Three main approaches:

- **Drop Categorical Variables**: drop columns containing categorical variables. It works well only if the columns do not contain useful information!

- **Ordinal encoding**: assign each unique value to a different integer. It makes sense when there is a clear ranking to the categories. **Ordinal variables** = categorical variables that have a clear ordering in the values. 

- **One-hot encoding**: create new columns indicating the presence (or absence) of each possible value in the original data.

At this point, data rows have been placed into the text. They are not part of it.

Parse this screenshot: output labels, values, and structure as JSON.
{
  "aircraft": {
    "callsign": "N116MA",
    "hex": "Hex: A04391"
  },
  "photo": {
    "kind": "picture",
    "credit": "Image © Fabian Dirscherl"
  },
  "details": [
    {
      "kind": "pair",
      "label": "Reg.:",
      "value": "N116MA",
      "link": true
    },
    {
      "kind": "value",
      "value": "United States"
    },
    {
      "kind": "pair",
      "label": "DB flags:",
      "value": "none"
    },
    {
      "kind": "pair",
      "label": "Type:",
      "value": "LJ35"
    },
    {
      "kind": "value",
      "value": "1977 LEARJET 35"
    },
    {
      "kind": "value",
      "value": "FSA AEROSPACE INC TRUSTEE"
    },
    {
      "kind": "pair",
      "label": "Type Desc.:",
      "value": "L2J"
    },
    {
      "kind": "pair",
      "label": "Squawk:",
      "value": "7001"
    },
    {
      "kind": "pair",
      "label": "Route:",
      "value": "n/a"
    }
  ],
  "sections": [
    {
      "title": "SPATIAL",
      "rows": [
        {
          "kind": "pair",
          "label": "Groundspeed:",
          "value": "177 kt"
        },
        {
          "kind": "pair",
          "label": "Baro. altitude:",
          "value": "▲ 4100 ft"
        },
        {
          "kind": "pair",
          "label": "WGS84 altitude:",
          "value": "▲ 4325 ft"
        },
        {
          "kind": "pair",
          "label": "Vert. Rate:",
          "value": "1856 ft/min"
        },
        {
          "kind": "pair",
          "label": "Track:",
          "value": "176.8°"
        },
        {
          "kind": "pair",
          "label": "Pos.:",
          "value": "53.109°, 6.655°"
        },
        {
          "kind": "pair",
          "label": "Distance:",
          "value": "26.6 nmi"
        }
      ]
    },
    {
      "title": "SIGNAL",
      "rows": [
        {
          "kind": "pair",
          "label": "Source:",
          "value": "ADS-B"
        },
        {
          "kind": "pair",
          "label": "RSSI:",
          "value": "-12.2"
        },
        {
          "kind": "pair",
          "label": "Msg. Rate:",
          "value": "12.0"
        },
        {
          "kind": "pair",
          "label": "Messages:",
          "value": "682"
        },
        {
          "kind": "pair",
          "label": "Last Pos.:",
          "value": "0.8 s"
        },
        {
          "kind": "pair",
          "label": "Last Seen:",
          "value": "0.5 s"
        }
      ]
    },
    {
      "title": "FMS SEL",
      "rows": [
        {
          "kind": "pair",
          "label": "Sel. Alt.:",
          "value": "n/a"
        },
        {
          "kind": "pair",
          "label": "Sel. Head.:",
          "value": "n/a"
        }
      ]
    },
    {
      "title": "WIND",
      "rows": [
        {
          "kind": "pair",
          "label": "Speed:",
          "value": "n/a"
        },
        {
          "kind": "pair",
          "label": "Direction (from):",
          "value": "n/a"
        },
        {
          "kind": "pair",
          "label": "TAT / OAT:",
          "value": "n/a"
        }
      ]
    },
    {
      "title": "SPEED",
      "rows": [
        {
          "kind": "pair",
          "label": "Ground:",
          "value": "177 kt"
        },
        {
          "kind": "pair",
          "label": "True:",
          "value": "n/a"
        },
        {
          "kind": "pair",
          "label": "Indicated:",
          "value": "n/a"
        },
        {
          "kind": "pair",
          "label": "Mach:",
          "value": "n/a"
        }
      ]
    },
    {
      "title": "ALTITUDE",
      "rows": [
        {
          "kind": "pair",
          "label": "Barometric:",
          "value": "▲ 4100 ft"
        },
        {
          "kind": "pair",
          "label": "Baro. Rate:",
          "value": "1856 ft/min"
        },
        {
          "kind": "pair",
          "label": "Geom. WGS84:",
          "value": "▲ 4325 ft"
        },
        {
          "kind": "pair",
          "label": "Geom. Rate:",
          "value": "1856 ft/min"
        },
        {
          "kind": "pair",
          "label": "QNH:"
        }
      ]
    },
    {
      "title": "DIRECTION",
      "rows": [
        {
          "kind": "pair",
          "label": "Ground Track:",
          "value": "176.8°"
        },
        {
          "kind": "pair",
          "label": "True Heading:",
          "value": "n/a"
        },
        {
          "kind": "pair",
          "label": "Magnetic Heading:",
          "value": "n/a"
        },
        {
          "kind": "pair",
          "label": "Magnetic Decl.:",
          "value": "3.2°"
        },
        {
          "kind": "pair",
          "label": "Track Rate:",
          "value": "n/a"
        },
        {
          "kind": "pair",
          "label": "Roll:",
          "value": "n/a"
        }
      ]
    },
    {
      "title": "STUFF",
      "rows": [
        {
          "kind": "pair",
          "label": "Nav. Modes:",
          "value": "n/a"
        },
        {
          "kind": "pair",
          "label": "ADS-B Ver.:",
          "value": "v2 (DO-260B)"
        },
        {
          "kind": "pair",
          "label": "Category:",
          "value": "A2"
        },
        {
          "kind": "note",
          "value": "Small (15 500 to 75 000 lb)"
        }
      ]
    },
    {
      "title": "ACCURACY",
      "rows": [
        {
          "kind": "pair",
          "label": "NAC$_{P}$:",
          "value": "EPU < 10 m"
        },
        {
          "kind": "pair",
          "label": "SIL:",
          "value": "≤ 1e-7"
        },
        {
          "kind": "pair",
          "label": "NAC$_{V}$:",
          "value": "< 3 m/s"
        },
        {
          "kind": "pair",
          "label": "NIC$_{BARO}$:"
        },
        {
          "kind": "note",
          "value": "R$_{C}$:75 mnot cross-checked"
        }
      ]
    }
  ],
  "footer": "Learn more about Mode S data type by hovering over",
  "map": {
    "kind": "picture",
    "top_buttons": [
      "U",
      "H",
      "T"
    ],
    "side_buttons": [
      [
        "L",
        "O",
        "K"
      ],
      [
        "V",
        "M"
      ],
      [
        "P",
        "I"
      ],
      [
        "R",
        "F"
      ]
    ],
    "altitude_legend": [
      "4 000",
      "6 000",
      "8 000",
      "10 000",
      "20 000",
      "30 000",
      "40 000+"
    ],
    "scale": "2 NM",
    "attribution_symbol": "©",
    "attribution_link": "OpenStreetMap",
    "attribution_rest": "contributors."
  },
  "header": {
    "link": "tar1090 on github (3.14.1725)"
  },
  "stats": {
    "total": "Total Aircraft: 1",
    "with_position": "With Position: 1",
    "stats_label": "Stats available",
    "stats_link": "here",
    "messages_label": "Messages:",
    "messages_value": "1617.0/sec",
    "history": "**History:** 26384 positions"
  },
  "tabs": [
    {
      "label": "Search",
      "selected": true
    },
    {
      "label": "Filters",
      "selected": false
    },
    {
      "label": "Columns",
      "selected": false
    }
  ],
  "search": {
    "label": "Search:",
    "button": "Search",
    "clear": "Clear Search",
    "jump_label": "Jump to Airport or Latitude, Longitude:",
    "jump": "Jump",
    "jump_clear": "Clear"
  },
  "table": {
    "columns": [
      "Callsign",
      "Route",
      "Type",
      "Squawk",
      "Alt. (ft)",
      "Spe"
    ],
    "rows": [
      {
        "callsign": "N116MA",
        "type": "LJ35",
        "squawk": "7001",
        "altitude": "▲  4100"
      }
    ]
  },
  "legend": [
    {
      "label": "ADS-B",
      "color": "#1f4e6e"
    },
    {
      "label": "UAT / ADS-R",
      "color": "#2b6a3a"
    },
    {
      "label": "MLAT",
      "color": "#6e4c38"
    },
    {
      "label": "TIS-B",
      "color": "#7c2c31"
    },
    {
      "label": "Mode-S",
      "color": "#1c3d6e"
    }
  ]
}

One-hot encoding does not assume an ordering of the categories. **Nominal variables** = categorical variables without an intrinsic ranking

In [67]:
# Get list of categorical variables contained in our dateset
wine_data_copy = wine_data.copy()
category = (wine_data_copy.dtypes == 'object')
cat_cols = list(category[category].index)
cat_cols

['country',
 'description',
 'designation',
 'province',
 'region_1',
 'region_2',
 'taster_name',
 'taster_twitter_handle',
 'title',
 'variety',
 'winery',
 'checked']

In [None]:
# 1) drop categorical variables using the .select_dtypes() method
drop_X_train = X_train.select_dtypes(exclude=['object'])


# ordinal encoding using sklearn OrdinalEncoder class

from sklearn.preprocessing import OrdinalEncoder

# 2) Apply ordinal encoder to each column with categorical data
ordinal_encoder = OrdinalEncoder()
wine_data_copy[cat_cols] = ordinal_encoder.fit_transform(wine_data_copy[cat_cols])


# 3) one-hot encoding using sklearn OneHotEncoder class

from sklearn.preprocessing import OneHotEncoder

# Apply one-hot encoder to each column with categorical data
OH_encoder = OneHotEncoder(handle_unknown='ignore', sparse=False)
OH_cols = pd.DataFrame(OH_encoder.fit_transform(wine_data_copy[cat_cols]))

# One-hot encoding removed index; so now we put it back
OH_cols.index = wine_data_copy.index

# Remove categorical columns (we will replace them with one-hot encoding)
num_data = wine_data_copy.drop(cat_cols, axis=1)

# Add one-hot encoded columns to numerical features
OH_data = pd.concat([num_data, OH_cols], axis=1)

# Ensure all columns have string type
OH_data.columns = OH_data.columns.astype(str)

In [71]:
wine_data_copy2 = wine_data.copy()
pd.get_dummies(wine_data_copy2['country'], drop_first=True).head()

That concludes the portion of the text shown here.